Review: The Red Road – The Complete Second Season
The Red Road – The Complete Second Season
Anchor Bay Entertainment
Paved with Good Intentions
The Red Road follows two communities on different sides—white suburbia and Native America—of the cultural fence in the town of Walpole, New Jersey. Harold Jensen (Martin Henderson) is the town sheriff investigating an NYU student’s recent disappearance while supporting Jean, his recovering alcoholic wife (Julianne Nicholson), and her battle with schizophrenia. Meanwhile, Phillip Kopus, (Jason Momoa) a recently released inmate and member of the Lenape tribe, returns home to cold shoulders and old habits.
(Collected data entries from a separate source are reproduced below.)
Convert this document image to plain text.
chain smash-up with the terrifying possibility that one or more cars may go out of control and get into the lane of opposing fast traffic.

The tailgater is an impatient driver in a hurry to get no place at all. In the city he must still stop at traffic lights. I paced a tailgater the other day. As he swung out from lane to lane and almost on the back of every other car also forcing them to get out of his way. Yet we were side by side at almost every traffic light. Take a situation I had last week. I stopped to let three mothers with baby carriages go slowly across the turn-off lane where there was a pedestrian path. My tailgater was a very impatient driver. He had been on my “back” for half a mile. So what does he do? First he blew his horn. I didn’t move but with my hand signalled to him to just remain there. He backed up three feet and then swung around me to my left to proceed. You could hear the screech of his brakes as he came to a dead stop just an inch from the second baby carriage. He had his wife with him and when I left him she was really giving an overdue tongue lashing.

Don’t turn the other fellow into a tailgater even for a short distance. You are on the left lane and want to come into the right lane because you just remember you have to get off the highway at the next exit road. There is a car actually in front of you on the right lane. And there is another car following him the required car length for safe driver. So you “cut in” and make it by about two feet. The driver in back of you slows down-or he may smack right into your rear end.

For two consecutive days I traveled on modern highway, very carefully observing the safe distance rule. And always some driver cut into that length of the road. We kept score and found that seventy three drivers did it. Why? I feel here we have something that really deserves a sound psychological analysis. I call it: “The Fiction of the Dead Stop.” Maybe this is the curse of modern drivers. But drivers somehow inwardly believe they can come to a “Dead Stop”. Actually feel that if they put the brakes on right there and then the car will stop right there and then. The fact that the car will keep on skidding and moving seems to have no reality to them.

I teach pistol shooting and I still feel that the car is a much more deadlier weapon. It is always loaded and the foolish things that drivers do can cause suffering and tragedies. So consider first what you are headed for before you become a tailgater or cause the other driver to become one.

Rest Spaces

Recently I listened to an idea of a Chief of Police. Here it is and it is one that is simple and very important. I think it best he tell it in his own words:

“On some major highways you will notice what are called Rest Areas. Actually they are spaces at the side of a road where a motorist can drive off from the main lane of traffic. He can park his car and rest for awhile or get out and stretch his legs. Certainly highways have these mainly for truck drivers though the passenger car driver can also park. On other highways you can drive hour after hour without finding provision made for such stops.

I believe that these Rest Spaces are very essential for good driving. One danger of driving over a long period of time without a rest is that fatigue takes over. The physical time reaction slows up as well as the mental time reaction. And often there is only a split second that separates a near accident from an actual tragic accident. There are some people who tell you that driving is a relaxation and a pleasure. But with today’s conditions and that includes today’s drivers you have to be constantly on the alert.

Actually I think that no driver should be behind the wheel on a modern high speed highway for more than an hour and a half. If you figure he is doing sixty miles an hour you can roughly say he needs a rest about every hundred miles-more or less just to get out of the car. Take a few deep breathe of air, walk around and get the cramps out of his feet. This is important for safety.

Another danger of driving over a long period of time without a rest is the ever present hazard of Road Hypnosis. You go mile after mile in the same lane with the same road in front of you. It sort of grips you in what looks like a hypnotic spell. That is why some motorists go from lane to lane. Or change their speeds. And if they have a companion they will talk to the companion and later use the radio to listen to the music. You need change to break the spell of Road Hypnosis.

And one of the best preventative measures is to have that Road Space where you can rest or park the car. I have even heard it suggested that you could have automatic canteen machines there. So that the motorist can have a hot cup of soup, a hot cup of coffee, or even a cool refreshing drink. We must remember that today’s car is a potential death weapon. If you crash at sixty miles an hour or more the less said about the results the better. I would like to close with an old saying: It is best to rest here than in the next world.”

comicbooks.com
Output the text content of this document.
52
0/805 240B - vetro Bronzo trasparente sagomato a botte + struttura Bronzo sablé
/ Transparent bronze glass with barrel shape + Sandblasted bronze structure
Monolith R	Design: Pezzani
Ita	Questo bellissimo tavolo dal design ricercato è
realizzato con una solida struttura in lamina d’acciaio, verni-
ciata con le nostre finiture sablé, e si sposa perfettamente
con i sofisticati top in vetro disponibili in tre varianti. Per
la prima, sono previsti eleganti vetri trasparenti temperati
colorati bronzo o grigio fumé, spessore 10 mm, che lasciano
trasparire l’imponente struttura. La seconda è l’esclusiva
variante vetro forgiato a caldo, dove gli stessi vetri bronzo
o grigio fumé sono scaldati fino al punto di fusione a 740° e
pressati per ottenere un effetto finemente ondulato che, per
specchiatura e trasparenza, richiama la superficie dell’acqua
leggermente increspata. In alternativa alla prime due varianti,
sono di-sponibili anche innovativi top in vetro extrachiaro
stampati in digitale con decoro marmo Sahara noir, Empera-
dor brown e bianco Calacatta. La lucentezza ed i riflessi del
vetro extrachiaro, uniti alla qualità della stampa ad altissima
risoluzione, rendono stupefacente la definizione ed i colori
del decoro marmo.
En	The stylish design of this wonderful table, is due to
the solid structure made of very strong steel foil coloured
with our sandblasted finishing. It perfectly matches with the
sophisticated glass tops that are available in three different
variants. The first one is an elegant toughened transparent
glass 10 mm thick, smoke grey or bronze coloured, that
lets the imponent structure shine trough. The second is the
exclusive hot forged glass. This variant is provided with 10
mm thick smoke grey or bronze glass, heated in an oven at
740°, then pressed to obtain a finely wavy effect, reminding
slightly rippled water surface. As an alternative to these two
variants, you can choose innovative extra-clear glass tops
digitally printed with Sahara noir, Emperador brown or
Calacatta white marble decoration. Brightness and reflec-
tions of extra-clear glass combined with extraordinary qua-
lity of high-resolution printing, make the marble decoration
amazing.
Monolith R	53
Tensions within both communities flare following a fateful hit-and-run, forging a spiteful alliance between Jensen and Kopus and leading both down a path to damnation.
My first impression of the series wasn’t great. The first season’s quality had its fair share of dips and flat characters, but as it progressed, the motivations and decisions for each character made sense—save for Rachel (Allie Gonino); there are few things that make me roll my eyes than an ignorant, spoiled brat whose sole motivation is that of pursuing cute “bad boys.” It wasn’t until midway through episode three that The Red Road sank in its hooks. Momoa as Phillip Kopus is undoubtedly captivating—Kopus clearly struggles with a tattered ethical tapestry, and his path along something akin to a road to redemption intrigued me. I also loved the way Jean, Harold’s wife and resident schizophrenic, portrayed the terrifying blur between reality and hallucination. Her “visions” provided a different, slightly more deranged perspective on everyday life, and the imagery was exceptionally well-done. Season two picks up one year after the events in the first’s finale: In the fallout of a neglected Albanian drug delivery, Kopus is on parole after spending that year in jail while Harold gets promoted to lieutenant—the uneasy alliance and shared cover story really only benefitting Harold. What follows is the opportunity for both Harold and Phillip to redeem themselves while reacting to an onslaught of moral curveballs, testing themselves and everyone around them.
The End of the Road
Unfortunately, it seems support for this show wasn’t strong enough. The series’ Twitter account @ontheredroad confirmed September 11th, 2015 that this season marks the end of the series. It’s especially tragic due to the way season two ended—lives were on the line, wheels were in motion, political mischief was afoot. It’s disheartening when you actively watch a series you enjoy while it airs on television because the show could end well before its time. Sad though I may be, I can’t say I’m entirely surprised. The series didn’t really gain traction until partway through the second season. Junior and Rachel’s blooming romance teeters between enchanting and frustrating, often within the same breath. Their angst-riddled relationship constantly provokes frenzied bouts of skull massaging, an activity reserved specifically for witnessing teenage love unfold. Still, I wish I knew about this series sooner, primarily for selfish reasons: Perhaps cancellation could have been avoided had I inspired more viewers, thus enabling my habit. Given my predilection for role-playing games, though, I’ve already imagined lengthy, convoluted resolutions to the various plot threads—some of which involve alien mining corporations because why the fuck not—but I wouldn’t mind sweeping those away in favor of “respected canon” or “something remotely better” from SundanceTV or even the increasingly popular Netflix revival option.
This DVD set includes two featurettes: “Inside The Red Road” and “Sundance On Set.” Both offer sparse insight into character motivations over the course of the season, though the latter offering acts more as a promotional snippet you’d find as network filler between shows. It’s not bad; it just isn’t much. I’d prefer accompanying episode commentary, but coming from a guy that watches The Venture Bros. every year or so with commentary simply for entertainment value, I get that it’s not for everyone.
Walk the Line
I have a hard time recommending this series only because I now know its current fate. Would you want to voluntarily invest time into something knowing full well you won’t get any resolution? Well, if someone asked me that, my response would be, “But…Firefly…” though that’s a wholly separate beast. Honestly, I think The Red Road is something worth watching: It has a gripping narrative, it’s suspenseful and wickedly dark at times, and the social commentary supplies food for thought. How do you walk along your road in life? Will you succumb to what’s easy? Or will you stand resolute against the wickedness that pervades the ambitions of your peers?